Now, let’s consult Pascal’s triangle once again, but this time, let’s normalize each row, such that every row’s sum is equal to 1:

from scipy.special import comb
from fractions import Fraction
import numpy as np

for n in range(0,5):
    kstring = ""
    sum_of_the_n_th_row = 0;
    for k in range(0,n+1):
        sum_of_the_n_th_row += (comb(n,k))
    for k in range(0,n+1):
        kstring += "%s"%str(Fraction(comb(n,k)/sum_of_the_n_th_row))+"  "
    print(kstring.center(60))

                            1                               
                         1/2  1/2                           
                      1/4  1/2  1/4                         
                    1/8  3/8  3/8  1/8                      
                1/16  1/4  3/8  1/4  1/16                   

… which are exactly our calculated probabilities above!
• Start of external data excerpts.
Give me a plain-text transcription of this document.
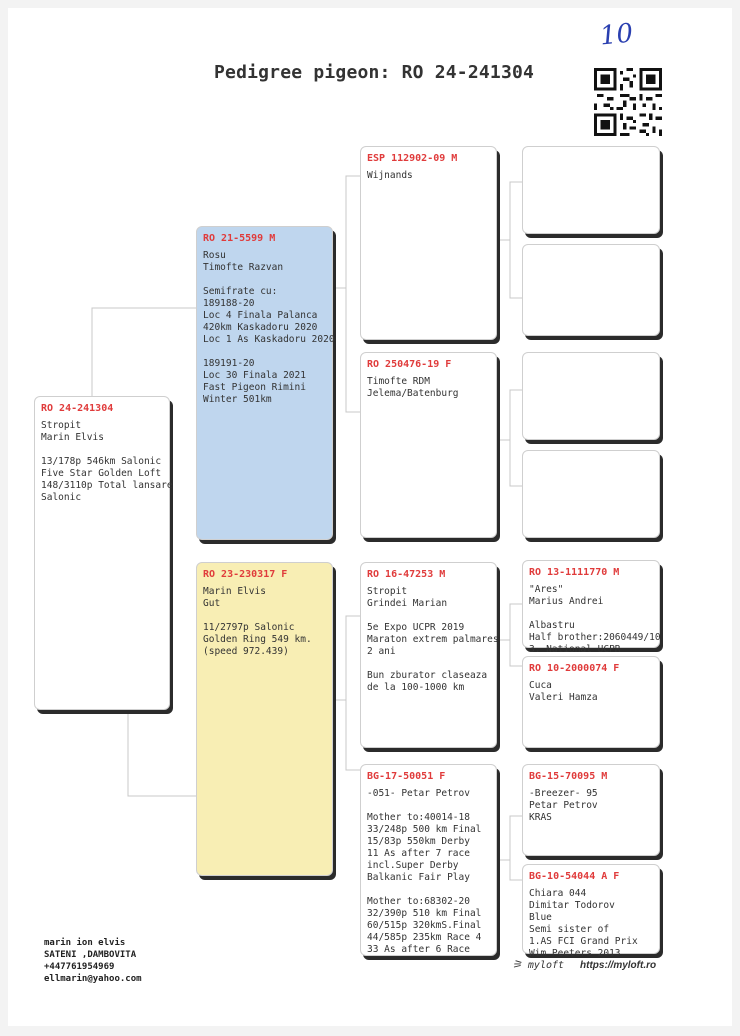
10
Pedigree pigeon: RO 24-241304
RO 24-241304
Stropit
Marin Elvis
13/178p 546km Salonic
Five Star Golden Loft
148/3110p Total lansare
Salonic
RO 21-5599 M
Rosu
Timofte Razvan
Semifrate cu:
189188-20
Loc 4 Finala Palanca
420km Kaskadoru 2020
Loc 1 As Kaskadoru 2020
189191-20
Loc 30 Finala 2021
Fast Pigeon Rimini
Winter 501km
RO 23-230317 F
Marin Elvis
Gut
11/2797p Salonic
Golden Ring 549 km.
(speed 972.439)
ESP 112902-09 M
Wijnands
RO 250476-19 F
Timofte RDM
Jelema/Batenburg
RO 16-47253 M
Stropit
Grindei Marian
5e Expo UCPR 2019
Maraton extrem palmares
2 ani
Bun zburator claseaza
de la 100-1000 km
BG-17-50051 F
-051- Petar Petrov
Mother to:40014-18
33/248p 500 km Final
15/83p 550km Derby
11 As after 7 race
incl.Super Derby
Balkanic Fair Play
Mother to:68302-20
32/390p 510 km Final
60/515p 320kmS.Final
44/585p 235km Race 4
33 As after 6 Race
RO 13-1111770 M
"Ares"
Marius Andrei
Albastru
Half brother:2060449/10
3. National UCPR
RO 10-2000074 F
Cuca
Valeri Hamza
BG-15-70095 M
-Breezer- 95
Petar Petrov
KRAS
BG-10-54044 A F
Chiara 044
Dimitar Todorov
Blue
Semi sister of
1.AS FCI Grand Prix
Wim Peeters 2013
marin ion elvis
SATENI ,DAMBOVITA
+447761954969
ellmarin@yahoo.com
⚞ myloft https://myloft.ro
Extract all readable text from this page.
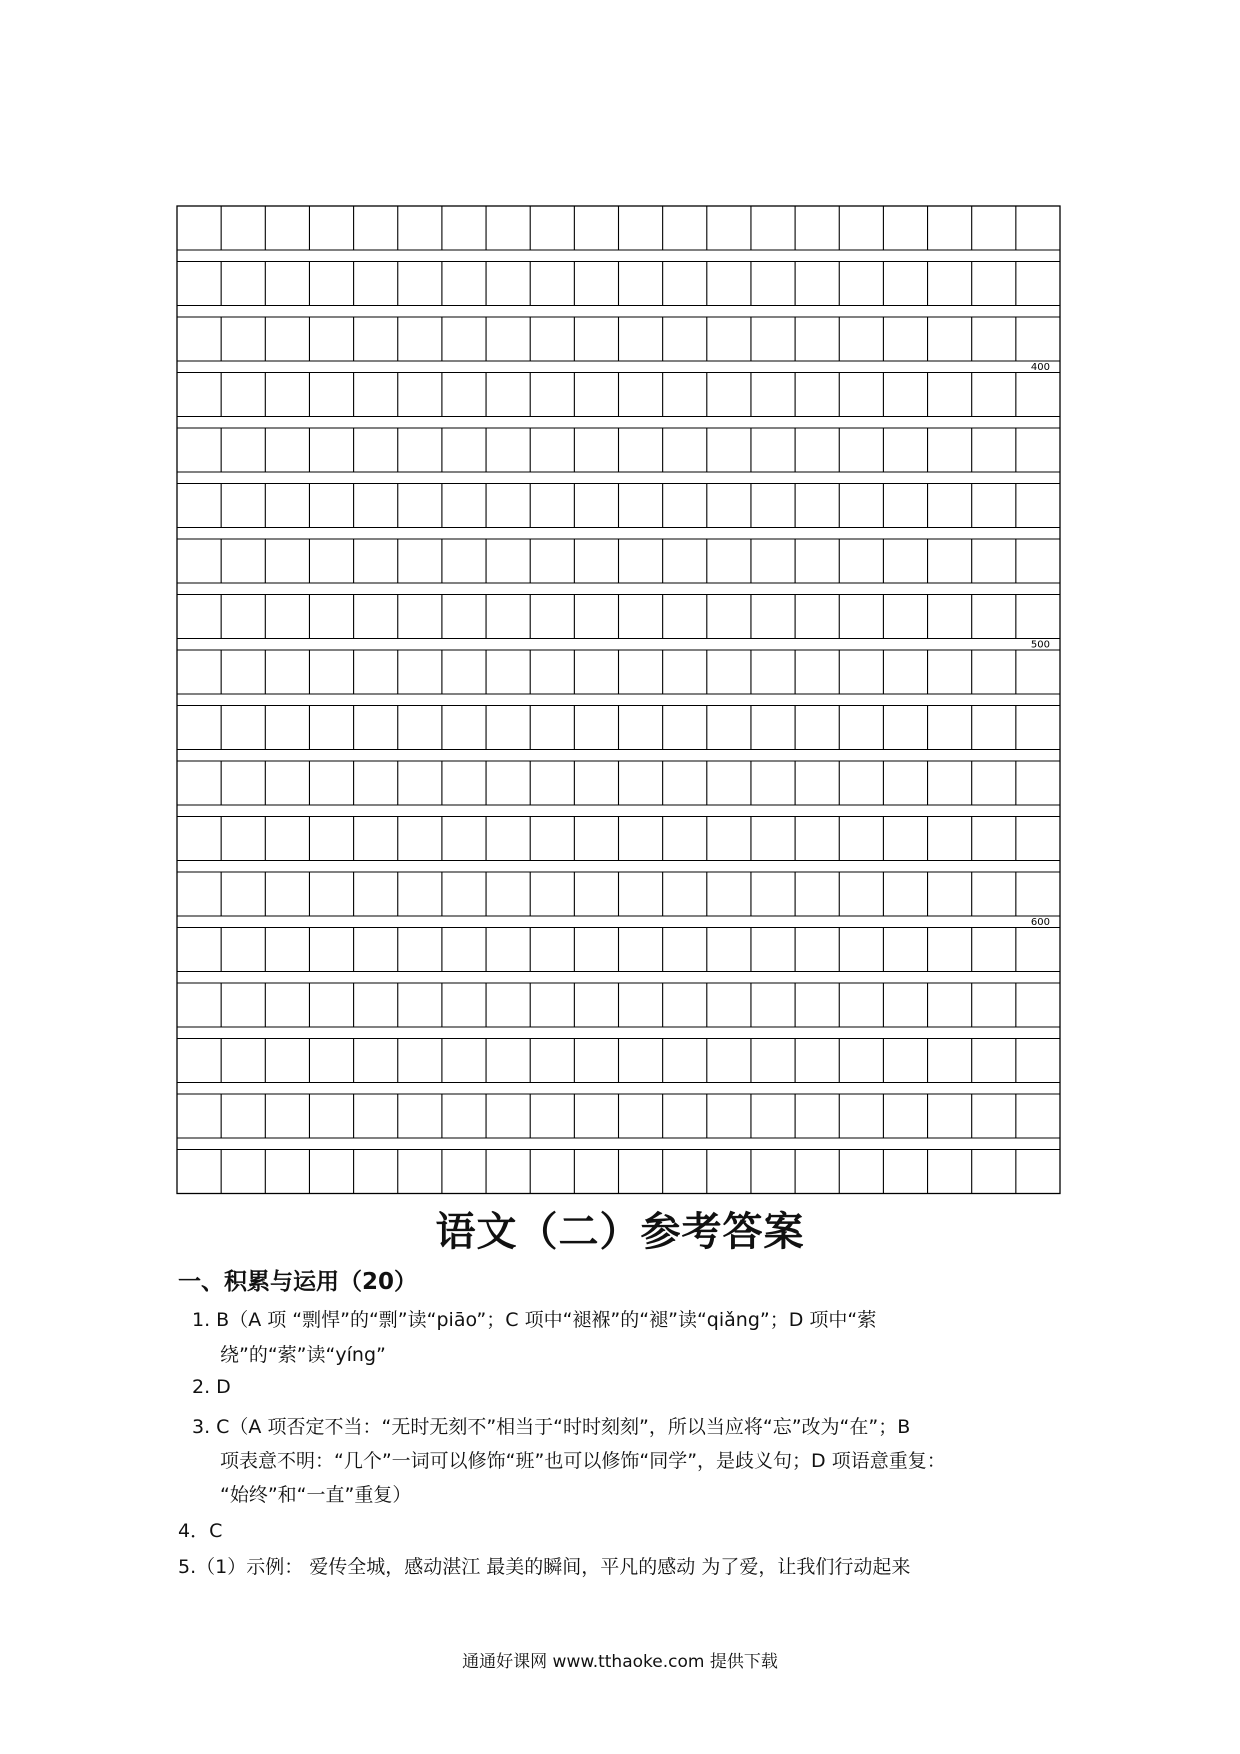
400
500
600
语文（二）参考答案
一、积累与运用（20）
1. B（A 项 “剽悍”的“剽”读“piāo”；C 项中“褪褓”的“褪”读“qiǎng”；D 项中“萦
绕”的“萦”读“yíng”
2. D
3. C（A 项否定不当：“无时无刻不”相当于“时时刻刻”，所以当应将“忘”改为“在”；B
项表意不明：“几个”一词可以修饰“班”也可以修饰“同学”，是歧义句；D 项语意重复：
“始终”和“一直”重复）
4．C
5.（1）示例： 爱传全城，感动湛江 最美的瞬间，平凡的感动 为了爱，让我们行动起来
通通好课网 www.tthaoke.com 提供下载
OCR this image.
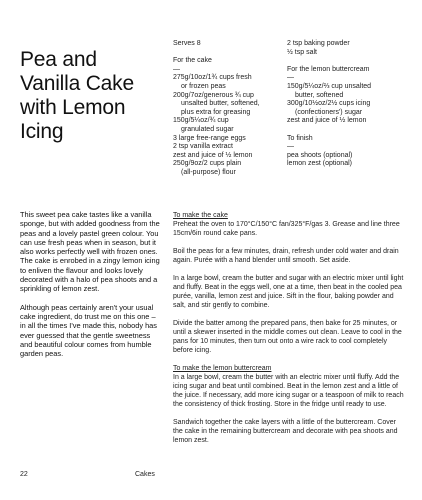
Pea and Vanilla Cake with Lemon Icing
Serves 8
For the cake
—
275g/10oz/1¾ cups fresh
or frozen peas
200g/7oz/generous ¾ cup
unsalted butter, softened,
plus extra for greasing
150g/5¼oz/¾ cup
granulated sugar
3 large free-range eggs
2 tsp vanilla extract
zest and juice of ½ lemon
250g/9oz/2 cups plain
(all-purpose) flour
2 tsp baking powder
½ tsp salt
For the lemon buttercream
—
150g/5¼oz/⅔ cup unsalted
butter, softened
300g/10½oz/2½ cups icing
(confectioners') sugar
zest and juice of ½ lemon
To finish
—
pea shoots (optional)
lemon zest (optional)

This sweet pea cake tastes like a vanilla sponge, but with added goodness from the peas and a lovely pastel green colour. You can use fresh peas when in season, but it also works perfectly well with frozen ones. The cake is enrobed in a zingy lemon icing to enliven the flavour and looks lovely decorated with a halo of pea shoots and a sprinkling of lemon zest.

Although peas certainly aren't your usual cake ingredient, do trust me on this one – in all the times I've made this, nobody has ever guessed that the gentle sweetness and beautiful colour comes from humble garden peas.

To make the cake

Preheat the oven to 170°C/150°C fan/325°F/gas 3. Grease and line three 15cm/6in round cake pans.

Boil the peas for a few minutes, drain, refresh under cold water and drain again. Purée with a hand blender until smooth. Set aside.

In a large bowl, cream the butter and sugar with an electric mixer until light and fluffy. Beat in the eggs well, one at a time, then beat in the cooled pea purée, vanilla, lemon zest and juice. Sift in the flour, baking powder and salt, and stir gently to combine.

Divide the batter among the prepared pans, then bake for 25 minutes, or until a skewer inserted in the middle comes out clean. Leave to cool in the pans for 10 minutes, then turn out onto a wire rack to cool completely before icing.

To make the lemon buttercream

In a large bowl, cream the butter with an electric mixer until fluffy. Add the icing sugar and beat until combined. Beat in the lemon zest and a little of the juice. If necessary, add more icing sugar or a teaspoon of milk to reach the consistency of thick frosting. Store in the fridge until ready to use.

Sandwich together the cake layers with a little of the buttercream. Cover the cake in the remaining buttercream and decorate with pea shoots and lemon zest.

22	Cakes
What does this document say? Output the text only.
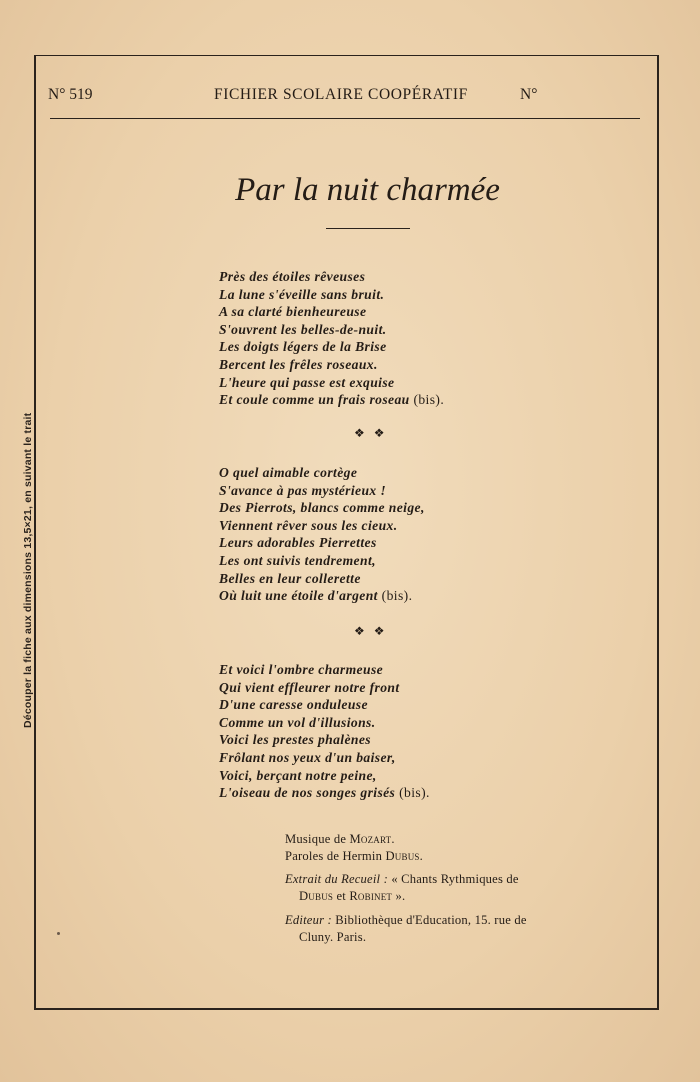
Découper la fiche aux dimensions 13,5×21, en suivant le trait
N° 519	FICHIER SCOLAIRE COOPÉRATIF	N°
Par la nuit charmée
Près des étoiles rêveuses
La lune s'éveille sans bruit.
A sa clarté bienheureuse
S'ouvrent les belles-de-nuit.
Les doigts légers de la Brise
Bercent les frêles roseaux.
L'heure qui passe est exquise
Et coule comme un frais roseau (bis).
❖ ❖
O quel aimable cortège
S'avance à pas mystérieux !
Des Pierrots, blancs comme neige,
Viennent rêver sous les cieux.
Leurs adorables Pierrettes
Les ont suivis tendrement,
Belles en leur collerette
Où luit une étoile d'argent (bis).
❖ ❖
Et voici l'ombre charmeuse
Qui vient effleurer notre front
D'une caresse onduleuse
Comme un vol d'illusions.
Voici les prestes phalènes
Frôlant nos yeux d'un baiser,
Voici, berçant notre peine,
L'oiseau de nos songes grisés (bis).
Musique de Mozart.
Paroles de Hermin Dubus.
Extrait du Recueil : « Chants Rythmiques de
Dubus et Robinet ».
Editeur : Bibliothèque d'Education, 15. rue de
Cluny. Paris.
Let’s implement a Galton machine simulator – we’re not going to use any of the probabilities calculated above. We will simply send each ball, one by one, and randomly pick left/right at each nail.

So, here is the algorithm of the things we’re going to implement: 0. Define number of levels (n) and number of balls (N).

Set the initial coordinate(box) of each ball to 0 (leftmost box).
At every level, randomly pick left or right:
- If it is left, keep the coordinate.
- If it is right, increase the coordinate by 1.
Record the final coordinate(box) of the ball by increasing that box’ count by 1.
Go to 1 until all balls are processed.

import numpy as np
import matplotlib.pyplot as plt

# Fixing the seed so that the results are repeatable
np.random.seed(371)

# Number of levels
n = 4 # this means that we're going to have (n+1) boxes

# Number of balls
N = 10000

# Initialize the boxes (numbered from 0 to n)
arr_boxes = np.zeros(n+1)

# Loop over the balls
for i in range(0,N):
    position = 0
    for level in range(0,n):
        direction = np.random.randint(2)
        # print(direction,end=" ")
        position += direction

    # if it goes left everytime, then the position
    # would be: 0 which is the leftmost box: 0
        
    # if it goes right everytime, then the position
    # would be: +n which is the rightmost box: #n
    # print(str(position))
    arr_boxes[position] += 1
print("Simulation results:")
print(arr_boxes/N)

print("")

# Let's compare it with the direct Pascal's triangle results:
pascal_triangle = np.zeros(n+1)
for kk in range(n+1):
    pascal_triangle[kk] = comb(n,kk)
#print(pascal_triangle)
pascal_triangle = pascal_triangle / np.sum(pascal_triangle)
print("Pascal's Triangle:")
print(pascal_triangle)

# While we're at it, let's also plot the probabilities by
# dividing the number of balls in each box to the tall # of balls:
plt.bar(range(n+1),arr_boxes/N)

# and project upon it the values from Pascal's triangle:
plt.bar(range(n+1),pascal_triangle,color="none",edgecolor="red")

plt.show()

Simulation results:
[0.061  0.2525 0.3807 0.2423 0.0635]

Pascal's Triangle:
[0.0625 0.25   0.375  0.25   0.0625]

_images/8e98e676cb51a96121f617b21322205e7bbd300a65491daddc28f78238433f11.png

In our next lecture, we’ll increase the number of balls and also will take the number of levels -almost- to infinity and then we’ll be dealing with continous distributions!